BeigeTTS: Research Release for Neural Speech Synthesis

Overview

BeigeTTS is a research release from BlandAI, representing a scaled-down version of our production Khaki TTS system. This model demonstrates state-of-the-art neural speech synthesis capabilities by combining Google's Gemma-3 4B architecture with NeuCodec audio token generation. We're releasing BeigeTTS to the research community to advance the field of neural speech synthesis and enable academic exploration of large-scale TTS architectures.

Research Context & Motivation

BeigeTTS serves as a public research artifact derived from our larger Khaki TTS system, which powers BlandAI's production speech synthesis infrastructure. While Khaki operates at significantly larger scale with enhanced capabilities including:

  • Multi-speaker voice cloning (10,000+ voices)
  • Real-time multilingual synthesis (57 languages)
  • Emotion and prosody transfer
  • Sub-50ms streaming latency
  • Production-grade robustness

BeigeTTS represents the core architectural innovations in a more accessible 4B parameter model suitable for research purposes.

Technical Architecture

Model Foundation

  • Base Model: Google Gemma-3 4B Instruct
  • Parameter Count: ~4 billion parameters (Khaki uses 70B+)
  • Audio Codec: NeuCodec (24kHz, single codebook)
  • Training Steps: 1,435,000 steps
  • Context Length: 2048 tokens
  • Vocabulary Size: Extended to 327,690 tokens (includes NeuCodec token space)

Research Implications

This release enables researchers to explore:

  1. Unified Text-Audio Modeling: How large language models can be adapted for audio generation tasks
  2. Token-Based Audio Synthesis: Advantages of discrete token representations over continuous methods
  3. Efficient Streaming: Real-time generation with minimal latency
  4. Cross-Modal Learning: Transfer learning between text and audio modalities

Token Space Design

The model employs a unified token space combining text and audio:

Standard Gemma Tokens: 0-262,144
Special Audio Markers:
  - AUDIO_START: 262,145
  - AUDIO_END: 262,146
NeuCodec Audio Tokens: 262,154-327,689 (65,536 tokens)

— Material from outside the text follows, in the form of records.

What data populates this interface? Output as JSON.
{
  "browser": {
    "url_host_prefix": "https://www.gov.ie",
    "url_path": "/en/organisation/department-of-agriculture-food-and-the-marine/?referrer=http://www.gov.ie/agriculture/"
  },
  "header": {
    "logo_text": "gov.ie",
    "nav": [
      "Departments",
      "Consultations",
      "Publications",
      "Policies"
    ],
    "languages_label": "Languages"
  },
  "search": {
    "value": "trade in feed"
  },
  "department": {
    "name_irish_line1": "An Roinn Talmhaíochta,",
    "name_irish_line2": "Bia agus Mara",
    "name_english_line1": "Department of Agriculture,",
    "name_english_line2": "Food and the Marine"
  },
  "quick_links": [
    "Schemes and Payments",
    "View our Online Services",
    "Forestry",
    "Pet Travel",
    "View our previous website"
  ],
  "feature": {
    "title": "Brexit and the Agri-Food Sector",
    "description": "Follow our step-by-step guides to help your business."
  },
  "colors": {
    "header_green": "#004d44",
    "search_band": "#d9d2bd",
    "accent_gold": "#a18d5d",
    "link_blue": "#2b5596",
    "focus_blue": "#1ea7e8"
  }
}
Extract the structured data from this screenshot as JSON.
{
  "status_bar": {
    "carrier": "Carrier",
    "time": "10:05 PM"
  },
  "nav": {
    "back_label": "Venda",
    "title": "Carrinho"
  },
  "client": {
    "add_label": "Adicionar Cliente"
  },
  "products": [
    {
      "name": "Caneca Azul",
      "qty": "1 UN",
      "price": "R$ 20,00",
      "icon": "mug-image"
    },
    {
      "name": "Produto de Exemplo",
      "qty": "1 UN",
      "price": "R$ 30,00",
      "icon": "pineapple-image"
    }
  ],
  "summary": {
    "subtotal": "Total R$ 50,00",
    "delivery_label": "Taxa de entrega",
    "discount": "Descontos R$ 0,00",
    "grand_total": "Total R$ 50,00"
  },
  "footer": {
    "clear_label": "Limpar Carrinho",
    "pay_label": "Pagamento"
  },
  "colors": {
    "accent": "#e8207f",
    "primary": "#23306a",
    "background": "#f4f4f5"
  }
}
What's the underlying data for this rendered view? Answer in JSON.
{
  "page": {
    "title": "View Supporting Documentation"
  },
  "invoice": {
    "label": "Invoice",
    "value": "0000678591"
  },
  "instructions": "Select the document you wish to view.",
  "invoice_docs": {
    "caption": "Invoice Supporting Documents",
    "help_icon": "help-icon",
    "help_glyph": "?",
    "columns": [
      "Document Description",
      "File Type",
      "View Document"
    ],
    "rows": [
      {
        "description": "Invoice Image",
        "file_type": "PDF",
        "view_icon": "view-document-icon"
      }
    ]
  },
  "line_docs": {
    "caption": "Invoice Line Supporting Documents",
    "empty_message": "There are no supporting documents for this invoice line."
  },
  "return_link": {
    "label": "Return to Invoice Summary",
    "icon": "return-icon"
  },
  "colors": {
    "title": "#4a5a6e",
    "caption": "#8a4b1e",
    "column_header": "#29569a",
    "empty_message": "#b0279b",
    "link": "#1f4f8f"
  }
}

Capabilities & Limitations

Current Capabilities (BeigeTTS)

  • High-quality English speech synthesis
  • Natural prosody and intonation
  • Streaming generation support
  • Adjustable speaking rate and style
  • Context-aware generation

Production Capabilities (Khaki - Not Released)

  • Multilingual: 57 languages with accent control
  • Voice Cloning: Zero-shot and few-shot speaker adaptation
  • Emotion Control: 12 distinct emotional states
  • Ultra-Low Latency: <50ms time-to-first-audio
  • Long-Form: Stable generation for 30+ minute audio
  • Voice Conversion: Real-time voice transformation
  • Singing Synthesis: Musical vocal generation

Research Limitations

BeigeTTS is released for non-commercial research purposes only. Key limitations include:

  • English-only synthesis (multilingual reserved for Khaki)
  • Single speaker (multi-speaker in Khaki)
  • 10-second maximum generation (unlimited in Khaki)
  • No voice cloning (available in Khaki)
  • Research license only

Installation

pip install torch transformers accelerate
pip install git+https://github.com/neuphonic/neucodec.git
pip install soundfile numpy scipy

Quick Start

import torch
from transformers import AutoModelForCausalLM, AutoTokenizer
from neucodec import NeuCodec
import soundfile as sf

# Load model
model = AutoModelForCausalLM.from_pretrained("BlandAI/BeigeTTS")
tokenizer = AutoTokenizer.from_pretrained("BlandAI/BeigeTTS")
neucodec = NeuCodec.from_pretrained("neuphonic/neucodec")

# Generate speech
text = "Hello! This is BeigeTTS, a research release from BlandAI."
prompt = f"<start_of_turn>user\n{text}<end_of_turn>\n<start_of_turn>model\n<start_of_speech>"

# Tokenize and generate
inputs = tokenizer(prompt, return_tensors="pt")
with torch.no_grad():
    outputs = model.generate(
        inputs.input_ids,
        max_new_tokens=500,
        temperature=0.1,
        top_p=0.97,
        eos_token_id=[tokenizer.eos_token_id, 262146]
    )

# Decode audio (see inference script for full implementation)

Research Applications

Suggested Research Directions

  1. Prosody Modeling: Investigating controllable prosody generation
  2. Cross-Lingual Transfer: Adapting to new languages with minimal data
  3. Emotion Synthesis: Fine-tuning for emotional speech generation
  4. Compression Studies: Analyzing audio token efficiency
  5. Streaming Optimization: Reducing latency for real-time applications
  6. Robustness Analysis: Handling out-of-distribution text inputs

Academic Collaborations

We welcome academic collaborations. For research partnerships or access to evaluation datasets, contact [email protected]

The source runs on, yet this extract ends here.